In category management, syndicated data captures what consumers are purchasing in the store and taking home to consume presumably. The only data available before scanner data was warehouse withdrawal reports, called “SAMI” reports, “Selling Areas Marketing, Inc.”

Warehouse withdrawal information can be misleading as it captures products leaving a warehouse for any reason such as: diverting, store forward buying/loading, displays, etc. Eventually, that product might make its way into a consumer’s home, but the ability to analyze why and how it got there is lacking with only the use of warehouse withdrawal information. It’s impossible to know pricing and the impact it might have played; or how in-store merchandising such as displays and ads impacted a consumer’s decision. It helps determine a promotional and pricing strategy.

The last couple of years has turned the world of category management/forecasting upside-down

The role historical analysis play is such a large part of category management, but due to the consumer behavior changes, as a result of the pandemic, how might a manufacturer forecast for the future as the world starts to return to somewhat of a pre-pandemic normal?
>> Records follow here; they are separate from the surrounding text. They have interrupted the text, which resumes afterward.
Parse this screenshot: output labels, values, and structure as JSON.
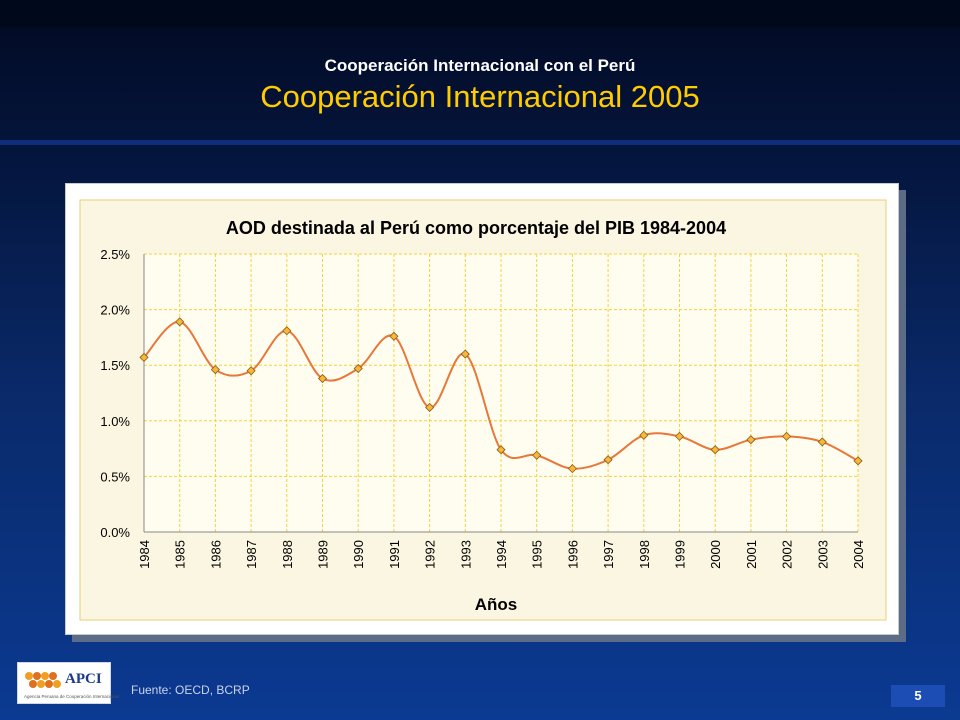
{
  "slide": {
    "subtitle": "Cooperación Internacional con el Perú",
    "title": "Cooperación Internacional 2005",
    "source": "Fuente: OECD, BCRP",
    "page_number": "5",
    "logo": {
      "text": "APCI",
      "tagline": "Agencia Peruana de Cooperación Internacional"
    },
    "colors": {
      "title": "#ffcc00",
      "series": "#e8773a",
      "marker": "#f5b83c",
      "plot_background": "#fbf6e1",
      "gridline": "#f2d23f"
    }
  },
  "chart_data": {
    "type": "line",
    "title": "AOD destinada al Perú como porcentaje del PIB 1984-2004",
    "xlabel": "Años",
    "ylabel": "",
    "categories": [
      "1984",
      "1985",
      "1986",
      "1987",
      "1988",
      "1989",
      "1990",
      "1991",
      "1992",
      "1993",
      "1994",
      "1995",
      "1996",
      "1997",
      "1998",
      "1999",
      "2000",
      "2001",
      "2002",
      "2003",
      "2004"
    ],
    "series": [
      {
        "name": "",
        "values": [
          1.57,
          1.89,
          1.46,
          1.45,
          1.81,
          1.38,
          1.47,
          1.76,
          1.12,
          1.6,
          0.74,
          0.69,
          0.57,
          0.65,
          0.87,
          0.86,
          0.74,
          0.83,
          0.86,
          0.81,
          0.64
        ]
      }
    ],
    "ylim": [
      0,
      2.5
    ],
    "yticks": [
      "0.0%",
      "0.5%",
      "1.0%",
      "1.5%",
      "2.0%",
      "2.5%"
    ],
    "ytick_values": [
      0,
      0.5,
      1.0,
      1.5,
      2.0,
      2.5
    ],
    "grid": true,
    "smooth": true,
    "legend": "none"
  }
}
How can manufacturers forecast what consumer behavior changes will be long-term? Will at-home eating habits change as more employees leave their home offices and return to office buildings and students return to school?

There is a problem with syndicated data, and that is it does not capture purchases made online. With online shopping increasing during the pandemic, how to fill the data gap to establish an optimal promotional strategy in 2022 and beyond?

Consumer panel data reported on e-commerce purchases will be a trend in 2022. A few vendors provide broad consumer panels to capture this void in syndicated data. A new set of factors will emerge that manufacturers will analyze to determine promotional efficiency.

As online shopping increases, those factors will move from measuring the promotional impact (lift) of ads, displays, and TPRs to new factors.  With many retailers moving away from ads and with no syndicated data available for online shopping, what might the new promotional efficiency factors be based on? How will forecasters account for this lack of data in their forecasting analysis?

We’ve had a rapid increase in online shopping and e-commerce platforms and providers in the last couple of years. What is next for category management analytics? I believe that in 2022, we will see an influx of innovative and accurate ways to capture online sales and the factors which drive those purchases.